Small Farm Food doesn’t fit into the concept of economics of scale. A high production line of things like car parts is awesome, but a spark plug isn’t a living thing. It doesn’t need the same care as an eggplant or a chick.

A big farm tends to mono-crop. It makes money by growing a huge number of acres entirely of corn or wheat that can be planted, tended, and harvested by machines. It sounds really productive, but after all the fertilizer and machinery and equipment and labor, crops like that sell at low prices – pennies per acre. That’s a silly waste of resources. The small farms, with diverse planning, make a lot more money per acre. For example, small farms tend to intercrop so the same acre could be used for livestock as well as vegetables. Small farms tend to be creative and use the land they have intensely.

Small farmers are acutely aware of issues of erosion and depletion of minerals; they use less fossil fuel and create less pollution than factory farms.
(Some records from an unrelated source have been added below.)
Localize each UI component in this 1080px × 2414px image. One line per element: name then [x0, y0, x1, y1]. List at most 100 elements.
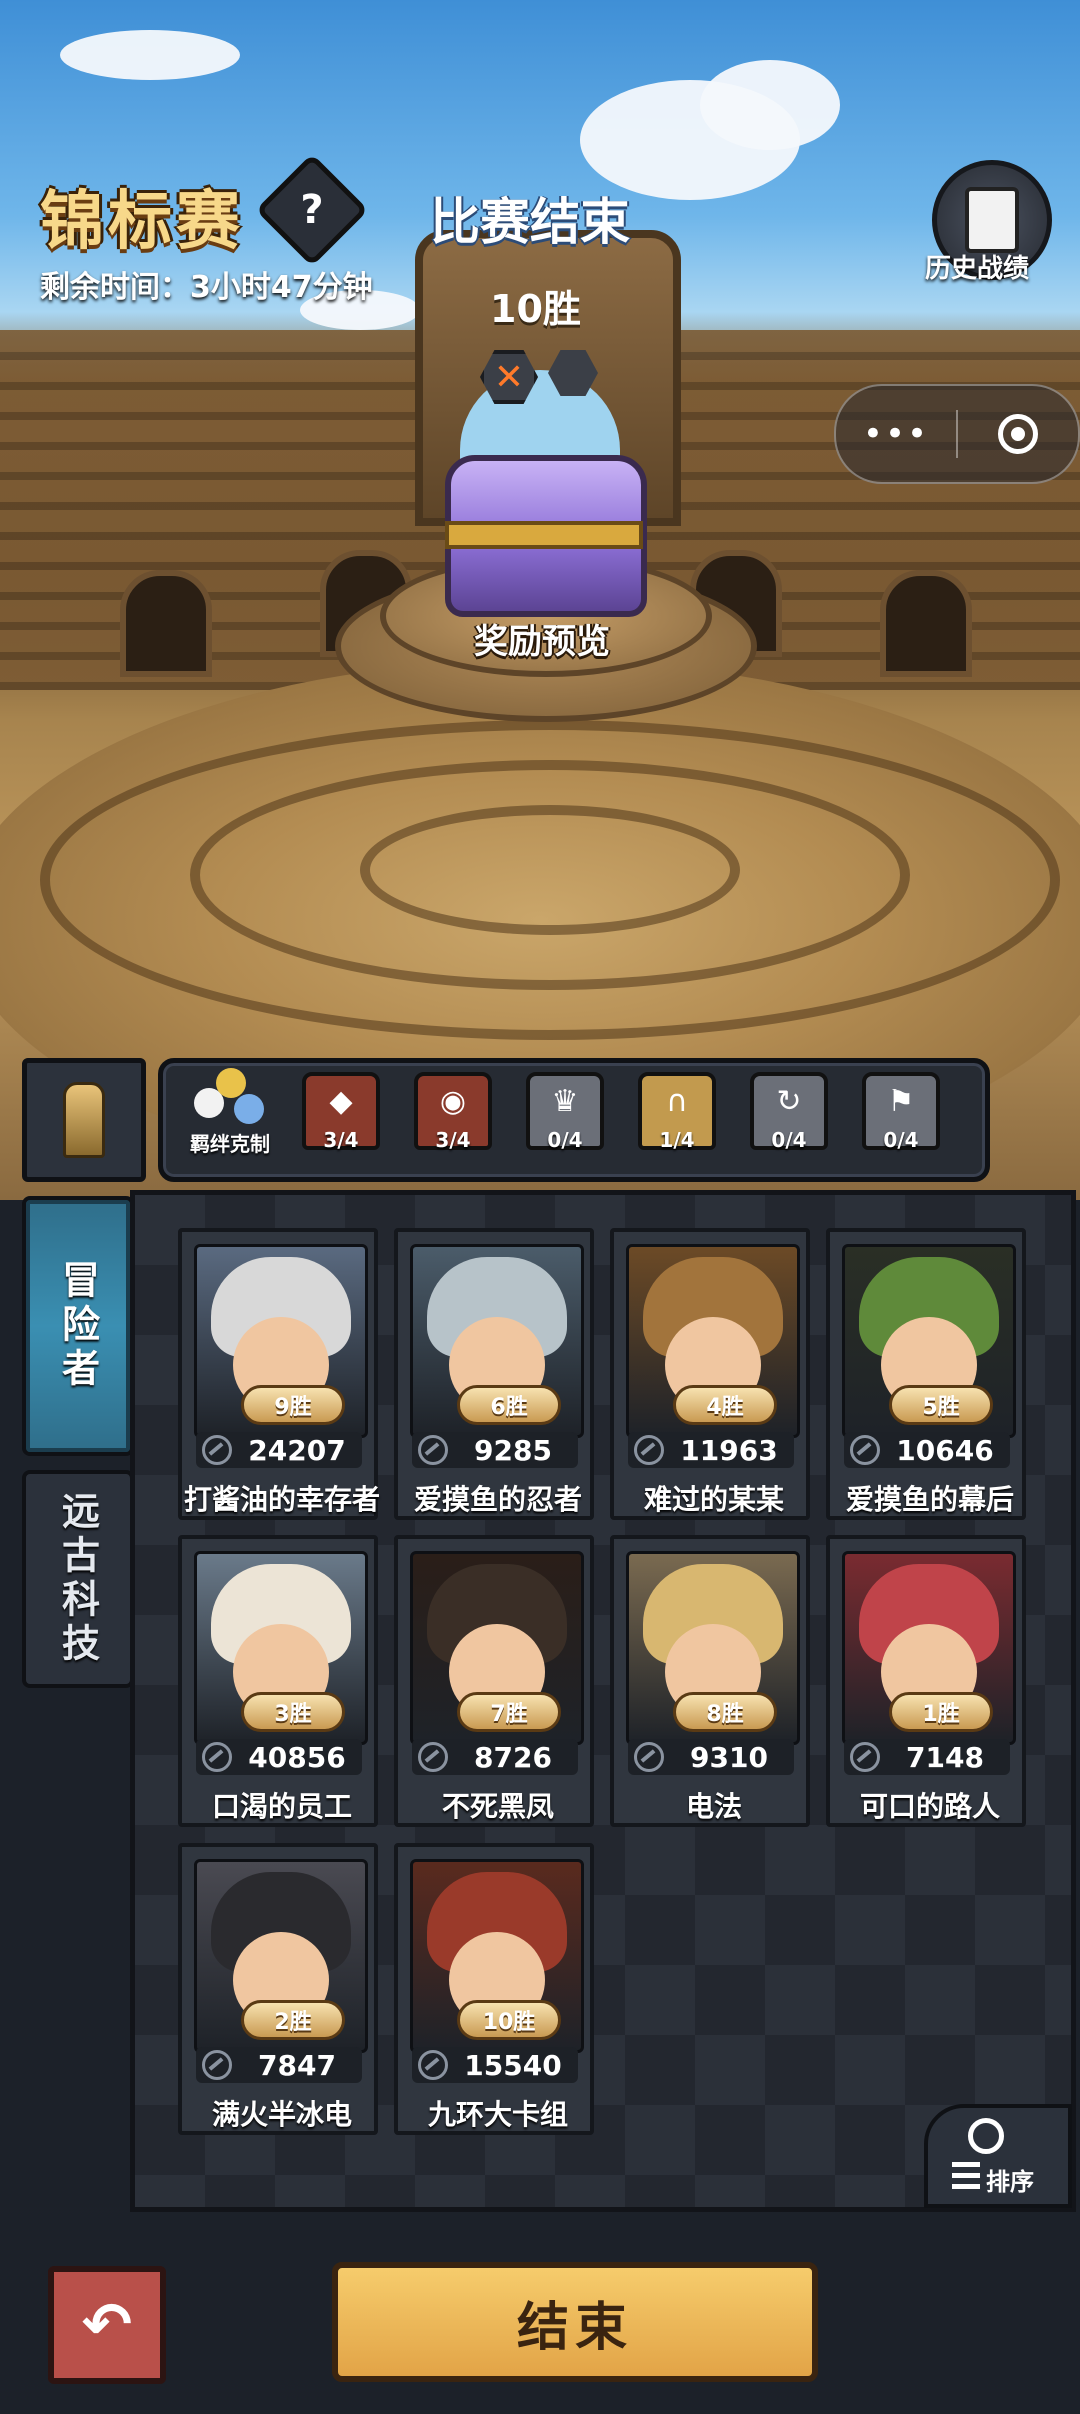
hero-card[interactable]: 1胜 7148 可口的路人: [826, 1535, 1026, 1827]
hero-portrait: 4胜: [626, 1244, 800, 1438]
power-row: 8726: [412, 1739, 578, 1775]
power-icon: [634, 1435, 664, 1465]
question-icon: ?: [300, 187, 324, 233]
power-icon: [634, 1742, 664, 1772]
synergy-count: 3/4: [435, 1128, 471, 1152]
synergy-count: 0/4: [547, 1128, 583, 1152]
power-row: 11963: [628, 1432, 794, 1468]
synergy-count: 3/4: [323, 1128, 359, 1152]
hero-card[interactable]: 6胜 9285 爱摸鱼的忍者: [394, 1228, 594, 1520]
reward-chest[interactable]: [445, 455, 647, 617]
sort-label: 排序: [986, 2168, 1034, 2196]
hero-card[interactable]: 4胜 11963 难过的某某: [610, 1228, 810, 1520]
hero-name: 爱摸鱼的幕后: [845, 1483, 1014, 1516]
back-arrow-icon: ↶: [81, 2290, 133, 2360]
power-value: 7148: [906, 1740, 984, 1774]
synergy-count: 1/4: [659, 1128, 695, 1152]
power-icon: [202, 2050, 232, 2080]
synergy-label: 羁绊克制: [190, 1132, 270, 1156]
tab-adventurers[interactable]: 冒险者: [22, 1196, 134, 1456]
hero-name: 可口的路人: [859, 1790, 1000, 1823]
hero-name: 不死黑凤: [441, 1790, 554, 1823]
hero-portrait: 2胜: [194, 1859, 368, 2053]
power-icon: [850, 1435, 880, 1465]
synergy-counter-button[interactable]: 羁绊克制: [180, 1068, 280, 1162]
power-row: 15540: [412, 2047, 578, 2083]
tab-ancient-tech[interactable]: 远古科技: [22, 1470, 134, 1688]
reward-preview-label[interactable]: 奖励预览: [474, 614, 610, 663]
synergy-count: 0/4: [883, 1128, 919, 1152]
win-count-badge: 4胜: [673, 1385, 777, 1425]
win-count-badge: 8胜: [673, 1692, 777, 1732]
match-status: 比赛结束: [430, 193, 630, 251]
sort-button[interactable]: 排序: [924, 2104, 1072, 2208]
hero-portrait: 7胜: [410, 1551, 584, 1745]
power-row: 10646: [844, 1432, 1010, 1468]
power-value: 11963: [680, 1433, 778, 1467]
total-wins: 10胜: [490, 287, 581, 331]
hero-card[interactable]: 3胜 40856 口渴的员工: [178, 1535, 378, 1827]
win-count-badge: 2胜: [241, 2000, 345, 2040]
tab-label: 远古科技: [55, 1491, 100, 1667]
hero-name: 打酱油的幸存者: [183, 1483, 380, 1516]
more-menu-button[interactable]: •••: [836, 414, 956, 454]
target-icon: [998, 414, 1038, 454]
power-icon: [418, 1435, 448, 1465]
hands-icon: [194, 1068, 264, 1128]
power-row: 9310: [628, 1739, 794, 1775]
win-count-badge: 5胜: [889, 1385, 993, 1425]
power-icon: [850, 1742, 880, 1772]
scroll-icon: [965, 187, 1019, 253]
hero-portrait: 9胜: [194, 1244, 368, 1438]
power-icon: [202, 1435, 232, 1465]
magnifier-icon: [968, 2118, 1004, 2154]
win-count-badge: 3胜: [241, 1692, 345, 1732]
hero-card[interactable]: 10胜 15540 九环大卡组: [394, 1843, 594, 2135]
hero-name: 电法: [685, 1790, 742, 1823]
power-value: 40856: [248, 1740, 346, 1774]
list-icon: [952, 2162, 980, 2192]
mini-program-capsule: •••: [834, 384, 1080, 484]
win-count-badge: 6胜: [457, 1385, 561, 1425]
hero-name: 满火半冰电: [211, 2098, 352, 2131]
hero-name: 口渴的员工: [211, 1790, 352, 1823]
power-icon: [418, 1742, 448, 1772]
power-value: 15540: [464, 2048, 562, 2082]
hero-portrait: 10胜: [410, 1859, 584, 2053]
power-row: 24207: [196, 1432, 362, 1468]
hero-portrait: 8胜: [626, 1551, 800, 1745]
power-icon: [418, 2050, 448, 2080]
power-row: 40856: [196, 1739, 362, 1775]
win-count-badge: 9胜: [241, 1385, 345, 1425]
floor-ring: [360, 805, 740, 935]
hero-portrait: 6胜: [410, 1244, 584, 1438]
power-icon: [202, 1742, 232, 1772]
hero-card[interactable]: 8胜 9310 电法: [610, 1535, 810, 1827]
hero-card[interactable]: 5胜 10646 爱摸鱼的幕后: [826, 1228, 1026, 1520]
power-row: 9285: [412, 1432, 578, 1468]
hero-name: 爱摸鱼的忍者: [413, 1483, 582, 1516]
power-value: 7847: [258, 2048, 336, 2082]
hero-name: 九环大卡组: [427, 2098, 568, 2131]
tab-label: 冒险者: [55, 1260, 100, 1392]
hero-card[interactable]: 7胜 8726 不死黑凤: [394, 1535, 594, 1827]
hero-card[interactable]: 9胜 24207 打酱油的幸存者: [178, 1228, 380, 1520]
hero-portrait: 3胜: [194, 1551, 368, 1745]
page-title: 锦标赛: [40, 185, 244, 259]
hero-portrait: 1胜: [842, 1551, 1016, 1745]
win-count-badge: 1胜: [889, 1692, 993, 1732]
power-row: 7847: [196, 2047, 362, 2083]
win-count-badge: 7胜: [457, 1692, 561, 1732]
tower-button[interactable]: [22, 1058, 146, 1182]
hero-card[interactable]: 2胜 7847 满火半冰电: [178, 1843, 378, 2135]
synergy-count: 0/4: [771, 1128, 807, 1152]
arena-arch: [880, 570, 972, 677]
back-button[interactable]: ↶: [48, 2266, 166, 2384]
power-value: 9310: [690, 1740, 768, 1774]
arena-arch: [120, 570, 212, 677]
close-mini-program-button[interactable]: [958, 414, 1078, 454]
cloud: [700, 60, 840, 150]
hero-portrait: 5胜: [842, 1244, 1016, 1438]
power-value: 9285: [474, 1433, 552, 1467]
end-button[interactable]: 结束: [332, 2262, 818, 2382]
The equipment employed by the factory model and the long shipping distances take a toll on the environment.

Small farms create a diversity of green spaces. In this area, we have flower farms, herb farms, beef farms, grass-fed meat farms, egg farms, CSA farms, dairy farms, hay farms, pumpkin farms, apple orchards, and wineries.

The small farms in this area are brimming with beautiful, fluffy lettuces that make salads enjoyable – a far cry from the tasteless iceberg and leathery romaine in supermarkets. It is the food produced with care that will provide people with the ability to achieve their optimum weight and get healthier.

Barbara Taylor-Laino is an organic farmer of Midsummer Farm in Warwick.